Je ne sais pas qui le premier a parlé de distanciation sociale, mais je sais que tout le monde s’est mis au pas de parade. Après la pause, je dirai à qui voudra m’entendre, que seule une distance physique se mesure en mètres et en pieds. J’ajouterai que la véritable menace qui nous guette à la sortie de cette pandémie, c’est justement ça… la distanciation sociale.

Théorie développée par le Sociologue allemand Georg Simmel, la distanciation sociale est le résultat de politiques et de comportements conscients ou inconscients qui confèrent un statut social inférieur aux individus ou aux groupes considérés comme représentant un risque pour nous, notre communauté, notre nation. Elle ne se calcule pas avec une règle. Non. C’est notre perception qui distingue l’auguste du trivial, le précieux du quelconque, le pur de l’impur.

C’est le jugement des autres qui vous classe dans cette intervalle qui existe entre les exclus et l’élite, ceux que nous catapultons dans les hauteurs par le prestige qu’ils acquièrent en fonction de l’idée que nous nous faisons d’eux. Inutile de vous dire que la différence entre l’idole et le guignol ne se mesure pas avec un galon, ni un chevron. Non. Ce n’est pas le nombre de pieds qui les sépare qui est l’indicateur du fossé qui existe entre le bon grain et l’ivraie, l’indispensable et le déplorable, le prodigieux et le scrofuleux. Non. La distanciation sociale est un virulent symptôme de la peur de l’autre.

Inévitable à la sortie d’une pandémie, avec ou sans vaccin, c’est la peur de l’autre, surtout quand elle se transforme en dédain, qui est le carburant de la distanciation sociale. Elle s’exprime par le regard craintif qui est porté sur les personnes, les localités, les communautés et les sociétés lourdement affectées. Elle se consolide par l’attribut des épithètes contaminés, infectés et infestés. Dans le contexte de maladies transmissibles, de telles stigmates sont ouvertement chargés de rejet et de honte, d’indignité et de déshonneur.

C’est justement pour ça que je dirai aux clairvoyants qui avaient proposé un « passeport immunitaire » pour favoriser les déplacements des personnes qui auraient développé une protection contre la Covid-19, qu’il s’agit d’un projet discriminatoire dont l’absurdité se résume à une invitation implicite à se faire contaminer pour obtenir ce privilège, pour mériter le standing qui démarque des autres.
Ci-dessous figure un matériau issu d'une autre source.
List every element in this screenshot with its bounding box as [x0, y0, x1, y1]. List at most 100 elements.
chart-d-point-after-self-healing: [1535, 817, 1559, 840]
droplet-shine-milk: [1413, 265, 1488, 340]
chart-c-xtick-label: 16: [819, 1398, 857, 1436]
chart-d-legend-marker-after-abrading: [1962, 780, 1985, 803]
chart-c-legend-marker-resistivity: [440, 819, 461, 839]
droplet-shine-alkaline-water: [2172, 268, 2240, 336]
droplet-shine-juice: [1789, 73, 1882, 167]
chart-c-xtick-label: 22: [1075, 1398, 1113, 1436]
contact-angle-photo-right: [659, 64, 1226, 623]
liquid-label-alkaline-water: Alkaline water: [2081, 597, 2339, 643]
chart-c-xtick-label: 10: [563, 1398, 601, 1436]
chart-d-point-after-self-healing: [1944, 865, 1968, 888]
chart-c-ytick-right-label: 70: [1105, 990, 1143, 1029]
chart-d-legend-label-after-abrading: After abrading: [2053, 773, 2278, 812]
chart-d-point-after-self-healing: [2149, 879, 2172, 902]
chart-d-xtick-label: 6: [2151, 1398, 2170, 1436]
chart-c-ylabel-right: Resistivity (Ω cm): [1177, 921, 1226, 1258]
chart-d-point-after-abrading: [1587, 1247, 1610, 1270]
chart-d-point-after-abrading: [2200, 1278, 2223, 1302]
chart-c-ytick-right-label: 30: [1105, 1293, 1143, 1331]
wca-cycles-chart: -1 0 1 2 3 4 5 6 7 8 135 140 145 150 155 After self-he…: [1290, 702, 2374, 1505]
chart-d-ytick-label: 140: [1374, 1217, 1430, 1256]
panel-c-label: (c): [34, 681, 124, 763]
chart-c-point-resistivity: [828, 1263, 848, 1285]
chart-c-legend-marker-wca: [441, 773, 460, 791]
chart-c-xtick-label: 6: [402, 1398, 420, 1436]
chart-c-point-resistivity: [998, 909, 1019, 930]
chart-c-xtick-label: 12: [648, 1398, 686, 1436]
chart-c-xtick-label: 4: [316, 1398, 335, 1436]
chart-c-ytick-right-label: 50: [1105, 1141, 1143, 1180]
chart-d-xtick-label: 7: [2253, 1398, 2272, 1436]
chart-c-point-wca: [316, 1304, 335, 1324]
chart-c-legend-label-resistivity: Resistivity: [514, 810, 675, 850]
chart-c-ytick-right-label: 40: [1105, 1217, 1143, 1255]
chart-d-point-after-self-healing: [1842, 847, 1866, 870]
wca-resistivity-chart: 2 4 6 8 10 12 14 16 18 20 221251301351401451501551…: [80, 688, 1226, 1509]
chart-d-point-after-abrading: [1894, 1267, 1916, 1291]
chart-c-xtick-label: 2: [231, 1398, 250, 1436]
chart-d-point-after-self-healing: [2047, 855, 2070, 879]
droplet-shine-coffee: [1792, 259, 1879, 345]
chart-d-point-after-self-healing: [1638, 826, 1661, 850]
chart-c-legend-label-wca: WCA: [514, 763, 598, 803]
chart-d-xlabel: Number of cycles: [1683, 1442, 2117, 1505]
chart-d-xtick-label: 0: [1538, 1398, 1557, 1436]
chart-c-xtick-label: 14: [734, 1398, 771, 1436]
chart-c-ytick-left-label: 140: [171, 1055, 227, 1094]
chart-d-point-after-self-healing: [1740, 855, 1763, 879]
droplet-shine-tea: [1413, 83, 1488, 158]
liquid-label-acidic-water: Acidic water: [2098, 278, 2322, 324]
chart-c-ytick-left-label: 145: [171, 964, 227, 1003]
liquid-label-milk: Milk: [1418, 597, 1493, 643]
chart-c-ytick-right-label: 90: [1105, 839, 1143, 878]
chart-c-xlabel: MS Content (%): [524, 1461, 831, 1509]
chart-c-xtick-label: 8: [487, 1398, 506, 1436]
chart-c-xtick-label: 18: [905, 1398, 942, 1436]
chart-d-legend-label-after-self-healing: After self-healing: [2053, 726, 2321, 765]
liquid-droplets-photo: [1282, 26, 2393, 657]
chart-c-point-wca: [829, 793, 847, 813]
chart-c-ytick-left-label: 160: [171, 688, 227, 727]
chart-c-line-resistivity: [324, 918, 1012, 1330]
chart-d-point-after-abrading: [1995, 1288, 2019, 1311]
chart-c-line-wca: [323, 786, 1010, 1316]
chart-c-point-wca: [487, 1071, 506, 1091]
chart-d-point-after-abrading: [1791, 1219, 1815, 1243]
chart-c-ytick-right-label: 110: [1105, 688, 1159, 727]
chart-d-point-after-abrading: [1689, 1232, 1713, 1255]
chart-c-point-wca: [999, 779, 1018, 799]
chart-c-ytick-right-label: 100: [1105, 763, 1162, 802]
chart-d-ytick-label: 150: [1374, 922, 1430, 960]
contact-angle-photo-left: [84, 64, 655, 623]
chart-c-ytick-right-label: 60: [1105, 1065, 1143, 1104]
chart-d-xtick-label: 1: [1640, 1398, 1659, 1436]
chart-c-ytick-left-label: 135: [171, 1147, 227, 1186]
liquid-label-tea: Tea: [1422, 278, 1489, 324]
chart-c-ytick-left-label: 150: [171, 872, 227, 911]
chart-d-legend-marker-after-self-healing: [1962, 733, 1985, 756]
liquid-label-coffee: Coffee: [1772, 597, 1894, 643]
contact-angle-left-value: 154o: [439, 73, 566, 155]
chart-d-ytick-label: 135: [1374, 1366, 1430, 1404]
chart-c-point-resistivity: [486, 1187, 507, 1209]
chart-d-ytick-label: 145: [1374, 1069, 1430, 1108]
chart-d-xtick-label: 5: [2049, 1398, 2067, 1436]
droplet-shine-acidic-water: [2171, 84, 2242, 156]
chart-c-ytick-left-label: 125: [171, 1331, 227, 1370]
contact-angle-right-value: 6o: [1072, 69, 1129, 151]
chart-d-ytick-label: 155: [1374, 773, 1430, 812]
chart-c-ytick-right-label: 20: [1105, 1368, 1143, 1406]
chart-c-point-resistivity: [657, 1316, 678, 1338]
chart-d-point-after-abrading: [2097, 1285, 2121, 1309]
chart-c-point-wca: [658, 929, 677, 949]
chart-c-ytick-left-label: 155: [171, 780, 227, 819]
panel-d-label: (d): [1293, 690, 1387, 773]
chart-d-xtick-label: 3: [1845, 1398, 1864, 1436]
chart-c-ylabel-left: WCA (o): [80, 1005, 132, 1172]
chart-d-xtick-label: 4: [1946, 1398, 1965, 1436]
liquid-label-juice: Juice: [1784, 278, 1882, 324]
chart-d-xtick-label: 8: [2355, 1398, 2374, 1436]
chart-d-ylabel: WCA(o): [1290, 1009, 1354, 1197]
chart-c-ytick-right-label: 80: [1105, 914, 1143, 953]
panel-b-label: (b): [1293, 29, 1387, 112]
Pire encore, ces bien-pensants ne réalisent pas qu’en donnant des passe-droits aux uns, ils pestifèrent les autres. Moi qui croyais que l’histoire nous avait appris qu’on n’estampille pas les gens, qu’on ne tatoue pas des chiffres sur leurs bras. Un jour, je trouverai les mots pour leur dire que la distanciation sociale c’est la création, par des distinguos, de différentes catégories de citoyens, ce qui est inadmissible en démocratie.

C’est maintenant qu’il faut parler de distanciation sociale parce qu’après cette pandémie, l’autre sera un autre que l’autre qui, hier, nous faisait peur. Il n’aura pas de sexe, pas d’orientation sexuelle, pas d’âge, pas de religion, pas de classe sociale… L’immonde ne viendra pas de l’autre bout du monde. L’autre sera tout le monde, tout porteur potentiel de la maladie. Vous ce matin, moi demain.

C’est maintenant qu’il faut parler de cohésion sociale puisque vous aussi serez l’autre de quelqu’un, le pestilentiel de qui on voudra prendre ses distances à la moindre toux, à la moindre fièvre, au prochain éternuement.

C’est maintenant, plus qu’auparavant, qu’il faut parler d’harmonie sociale, avant que la peur qui s’est installée dans les entrailles des uns, ne creuse la distance qui déjà, nous désolidarisait des autres.

Oui. C’est le temps de parler de notre contrat social si nous ne voulons pas que le prochain normal soit plus bestial, plus brutal… plus anormal que les précédents.